The platform started as a directory and now it has a news portal where Stephenetta can talk to Black-owned beauty brands and people who are moving and shaking in the beauty industry as well as having a resource area.
Of course, with so many new Black-owned beauty brands, trends are soaring.
“We want clean beauty and things that aren’t killing us. Most of the products marketed to Black women are the most toxic on the market. We were very much on clean beauty before it was a trend. We are mixing and mashing in our kitchens and that’s what’s hitting the shelves. As far as hair, it’s about self-love. We just came out of a pandemic. We got all the decades being celebrated, the 1970s, 1980s, and 1990s. Everything is about what made us feel good. We are seeing so many decades being celebrated because so many generations are coming together and we’re looking at what our parents did and that’s what made us feel good,” she said.

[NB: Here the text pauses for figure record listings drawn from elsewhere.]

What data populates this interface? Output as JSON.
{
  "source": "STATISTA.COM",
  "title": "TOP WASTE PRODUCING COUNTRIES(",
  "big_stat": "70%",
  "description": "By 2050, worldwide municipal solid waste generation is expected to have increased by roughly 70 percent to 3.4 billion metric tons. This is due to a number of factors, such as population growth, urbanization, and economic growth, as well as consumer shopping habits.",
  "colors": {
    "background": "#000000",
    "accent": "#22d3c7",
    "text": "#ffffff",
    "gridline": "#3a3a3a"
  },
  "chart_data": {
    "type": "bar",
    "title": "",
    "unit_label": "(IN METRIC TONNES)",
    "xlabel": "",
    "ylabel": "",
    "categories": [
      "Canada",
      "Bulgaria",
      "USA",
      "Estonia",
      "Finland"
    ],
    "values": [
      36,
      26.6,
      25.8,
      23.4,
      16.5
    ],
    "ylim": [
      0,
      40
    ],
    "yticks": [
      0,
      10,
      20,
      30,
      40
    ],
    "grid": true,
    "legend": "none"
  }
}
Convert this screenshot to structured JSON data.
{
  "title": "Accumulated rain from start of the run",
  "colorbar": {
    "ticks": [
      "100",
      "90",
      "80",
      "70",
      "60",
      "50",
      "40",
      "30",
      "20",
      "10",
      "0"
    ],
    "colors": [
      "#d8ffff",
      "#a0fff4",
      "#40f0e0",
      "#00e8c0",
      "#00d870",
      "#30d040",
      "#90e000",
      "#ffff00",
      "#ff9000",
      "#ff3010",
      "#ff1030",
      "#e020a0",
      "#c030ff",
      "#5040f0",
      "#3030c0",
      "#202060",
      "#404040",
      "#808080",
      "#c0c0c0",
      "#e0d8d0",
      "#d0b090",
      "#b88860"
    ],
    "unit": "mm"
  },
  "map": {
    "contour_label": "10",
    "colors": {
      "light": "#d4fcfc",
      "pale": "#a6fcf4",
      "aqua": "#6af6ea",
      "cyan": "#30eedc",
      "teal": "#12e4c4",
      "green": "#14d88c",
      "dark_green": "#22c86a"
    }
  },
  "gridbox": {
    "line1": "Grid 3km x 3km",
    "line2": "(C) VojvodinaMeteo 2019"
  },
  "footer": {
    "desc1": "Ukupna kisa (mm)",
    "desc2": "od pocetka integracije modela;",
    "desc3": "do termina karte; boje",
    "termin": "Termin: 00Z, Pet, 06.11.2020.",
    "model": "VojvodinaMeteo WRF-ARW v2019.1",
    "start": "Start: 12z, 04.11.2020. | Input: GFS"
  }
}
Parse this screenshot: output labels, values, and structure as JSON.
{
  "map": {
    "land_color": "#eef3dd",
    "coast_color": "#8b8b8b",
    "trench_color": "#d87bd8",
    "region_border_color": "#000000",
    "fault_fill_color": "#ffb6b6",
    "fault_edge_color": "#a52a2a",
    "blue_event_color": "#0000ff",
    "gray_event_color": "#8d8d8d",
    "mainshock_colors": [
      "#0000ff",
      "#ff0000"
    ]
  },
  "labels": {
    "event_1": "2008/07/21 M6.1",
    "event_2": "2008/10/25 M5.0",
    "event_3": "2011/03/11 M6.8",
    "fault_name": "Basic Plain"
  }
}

To add even more beauty to Stephenetta’s movement, she has produced her first-ever Sadiaa Black Beauty Room & Awards. ***Insert applause!
“The Black Beauty Room & Awards is something that I was talking about a few months ago like I wanna do this in 2023 and I wanted to bring this room together. I wanted to bring this room together where we can start celebrating on larger scales, our culture, who we are, and how we experience, feel, live, breathe and see beauty. I was speaking with Leah Frazier who is amazing in PR in DFW, and she said I could connect you with some people that can help you do it. What if we do it next month? The way God works from idea to reality is ridiculous. I wanted to add something else to it, which is the awards. The DFW folks, there are people who I knew of before I got here. I was following their stories, seeing their impact on a national level. It’s the number one for Black buying power, and top for entrepreneurs and women of color. I’m new to the area but I’m here and I want to amplify the people who live here. There are movements and platforms here that we can all sync and synergize on and it doesn’t have to be one here or one there. If we’re all poppin, then we should all be in the room together. We create rooms, we don’t have to wait on someone else to invite us to a room, right? That’s why it’s the Black beauty room. I want us all in the room. We are gonna have seats at our proverbial table and we are gonna make more rooms and have more seats. And my hope is that everyone expands on that,” she said.
As far as the awards, there will be a lot of focus on hair, but also fashion, makeup, wellness, and skincare. The awards take place on Saturday August 27, 2022 at Renaissance Dallas at Plano Legacy West Hotel, 1:00 PM-4:00 PM CST.
This will be a great opportunity to be introduced to new brands.
In the future, Stephenetta sees her guide being a full news platform churning out 10 stories a day, as well as becoming the largest directory in the world.